Along the Way as We Worship
Sometimes we confuse worship within the church service as a time when kids are to be seen and not heard; we think they need to learn to be quiet and sit still so that us adults can worship. But that’s not at all what Scripture teaches. Throughout Scripture time and time again we hear talk of God’s people assembled to hear His Word with the youngest children present. It makes sense if you think about it—worship is a time when God gives His people gifts—He teaches us truths from His Word, He announces His forgiveness to us, He invites us to be strengthened and refreshed through the Sacrament. Why would God want His precious children of any age to miss out on that?! In a worship service too, we can talk about God and shape faith as we are charged to do in Deuteronomy 6:6-7:
“Love the Lord your God with all your heart and with all your soul and with all your strength. These commandments that I give you today are to be on your hearts. Impress them on your children. Talk about them when you sit at home and when you walk along the way, when you lie down and when you get up.”
Here are some ideas for how we can talk about faith and point our families to God in the worship service:
- Location-Sit in the front to allow your child the best view of what’s going on. Point out people and things they will see to help guide their attention throughout the service. Have them count how many crosses they can see; ask them what color the paraments for the week are; take note together about which candles are lit and which are not; see if they notice when pastor turns to face the congregation (explain this is when he is speaking on God’s behalf to us) and when he turns to face the altar (explain this is when he is speaking with us to God). *For more tips on how to explain what you see, reference the guide listed below.
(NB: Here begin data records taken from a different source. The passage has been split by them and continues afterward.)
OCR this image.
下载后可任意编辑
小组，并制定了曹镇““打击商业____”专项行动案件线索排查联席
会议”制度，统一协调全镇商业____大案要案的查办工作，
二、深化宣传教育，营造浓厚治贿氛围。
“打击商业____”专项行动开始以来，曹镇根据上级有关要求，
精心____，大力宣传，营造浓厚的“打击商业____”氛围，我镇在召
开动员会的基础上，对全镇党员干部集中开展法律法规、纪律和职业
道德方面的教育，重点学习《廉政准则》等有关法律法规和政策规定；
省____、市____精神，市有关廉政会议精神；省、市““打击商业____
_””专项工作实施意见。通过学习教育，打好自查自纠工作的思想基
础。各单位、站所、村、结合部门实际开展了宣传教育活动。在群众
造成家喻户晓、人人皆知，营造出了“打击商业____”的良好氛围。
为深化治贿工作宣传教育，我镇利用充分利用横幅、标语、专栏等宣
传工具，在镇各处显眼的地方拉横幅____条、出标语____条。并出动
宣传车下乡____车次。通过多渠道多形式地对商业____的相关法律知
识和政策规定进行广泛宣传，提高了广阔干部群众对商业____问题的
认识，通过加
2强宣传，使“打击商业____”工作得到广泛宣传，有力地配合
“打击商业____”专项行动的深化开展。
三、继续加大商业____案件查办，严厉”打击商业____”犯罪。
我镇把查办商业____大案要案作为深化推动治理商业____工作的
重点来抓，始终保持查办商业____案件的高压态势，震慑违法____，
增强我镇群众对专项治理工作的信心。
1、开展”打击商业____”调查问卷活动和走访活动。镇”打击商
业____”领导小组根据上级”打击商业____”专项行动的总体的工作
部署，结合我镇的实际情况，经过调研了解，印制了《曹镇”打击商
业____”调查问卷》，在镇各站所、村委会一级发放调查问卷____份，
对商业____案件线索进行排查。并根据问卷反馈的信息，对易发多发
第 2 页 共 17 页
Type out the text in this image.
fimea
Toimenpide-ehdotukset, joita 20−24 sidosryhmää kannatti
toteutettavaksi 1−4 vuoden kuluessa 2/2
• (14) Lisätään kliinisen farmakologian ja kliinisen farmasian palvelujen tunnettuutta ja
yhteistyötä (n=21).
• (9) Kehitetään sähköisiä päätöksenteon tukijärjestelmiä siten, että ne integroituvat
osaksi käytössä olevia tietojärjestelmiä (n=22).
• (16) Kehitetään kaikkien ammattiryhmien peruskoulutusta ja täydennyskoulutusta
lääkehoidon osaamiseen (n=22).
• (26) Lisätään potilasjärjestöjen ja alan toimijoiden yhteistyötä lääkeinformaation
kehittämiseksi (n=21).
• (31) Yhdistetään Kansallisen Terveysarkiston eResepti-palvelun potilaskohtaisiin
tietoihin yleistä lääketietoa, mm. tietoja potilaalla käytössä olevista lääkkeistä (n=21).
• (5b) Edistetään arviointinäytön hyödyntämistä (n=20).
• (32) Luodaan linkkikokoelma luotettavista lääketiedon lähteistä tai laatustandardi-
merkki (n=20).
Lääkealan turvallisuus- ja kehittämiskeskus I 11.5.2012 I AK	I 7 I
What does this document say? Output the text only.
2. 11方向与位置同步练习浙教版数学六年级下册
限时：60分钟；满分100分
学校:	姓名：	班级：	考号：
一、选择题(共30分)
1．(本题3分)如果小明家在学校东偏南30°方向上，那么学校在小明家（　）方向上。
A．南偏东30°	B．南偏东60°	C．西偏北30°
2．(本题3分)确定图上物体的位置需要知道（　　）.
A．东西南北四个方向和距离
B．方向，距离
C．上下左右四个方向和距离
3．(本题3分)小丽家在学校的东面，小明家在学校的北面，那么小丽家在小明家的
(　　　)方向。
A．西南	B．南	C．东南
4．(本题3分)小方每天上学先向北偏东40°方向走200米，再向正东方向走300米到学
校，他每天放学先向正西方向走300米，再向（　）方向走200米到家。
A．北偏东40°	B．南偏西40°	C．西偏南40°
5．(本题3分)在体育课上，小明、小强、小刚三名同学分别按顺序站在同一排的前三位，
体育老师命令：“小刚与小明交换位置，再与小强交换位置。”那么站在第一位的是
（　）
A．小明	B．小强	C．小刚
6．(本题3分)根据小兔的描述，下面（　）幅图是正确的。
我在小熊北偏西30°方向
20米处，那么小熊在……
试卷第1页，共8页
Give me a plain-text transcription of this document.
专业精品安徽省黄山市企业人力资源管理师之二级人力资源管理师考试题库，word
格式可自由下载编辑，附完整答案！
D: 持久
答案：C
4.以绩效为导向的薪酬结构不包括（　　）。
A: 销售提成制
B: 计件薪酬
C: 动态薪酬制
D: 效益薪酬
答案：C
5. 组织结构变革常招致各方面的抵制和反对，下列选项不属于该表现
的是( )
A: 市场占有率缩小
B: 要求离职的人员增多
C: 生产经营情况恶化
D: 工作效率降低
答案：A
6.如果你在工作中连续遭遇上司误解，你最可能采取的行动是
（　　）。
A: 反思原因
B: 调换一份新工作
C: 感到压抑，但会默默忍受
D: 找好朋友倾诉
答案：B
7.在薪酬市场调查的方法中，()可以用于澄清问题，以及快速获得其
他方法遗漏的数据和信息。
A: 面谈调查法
- Engagement-Worship has a predictable rhythm to it. We stand up and sit down, we say phrases, prayers, and sing songs. All of these are things which children of all ages can participate in at some level. Depending on the age of your child, choose one word they can say at the end of a phrase or have them say the “Amens.” Encourage them to stand up and sit when you do, encourage them to fold their hands or hold your hand when prayers are being offered. Some can sing the songs, some can’t quite yet, but they can dance or clap or hum. You can also prompt your child to listen for key words to tally on paper or squeeze your hand at every mention. All of these are ways all of us can be engaged in worship.
- Prep-Have you ever considered what you can do before worship to help your children (and maybe yourself) be more present? Wiggle and run, visit the restroom and get a drink of water, set your expectations, practice sitting quietly in other settings, grab a book, puzzle or quiet activity. Find activities that share the texts of the week (for a resource on this, subscribe to our weekly Lead In emails).
- Follow Up-After worship review and discuss at an age-appropriate level. Point out things in everyday life that remind you of or reinforce what was taught. Talk about all the good things God gives us in worship and the great blessing that it is to us each time we go.
Redeemer has some great resources available for those bringing children to worship (and for those who want to be a positive influence on the next generation of church-goers that may be sitting near you!) Check them out:
- Weekly there is a portion of the bulletin called “Kids in the Divine Service.” This piece teaches about sights around the sanctuary, liturgy components, and worship practices. You’re never too old to learn something new about what we do and why we do it.
- Weekly there are sermon notes sheets available on the readings of the day for all ages on the usher table. Any worshipers can use these to guide their thoughts and their doodles throughout the worship service as well as at home afterwards.
- “The Family’s Guide to Corporate Worship with Little Ones” includes tips of how to engage little ones with the service, how to help them learn to worship, and even what each of us misses if little ones aren't there.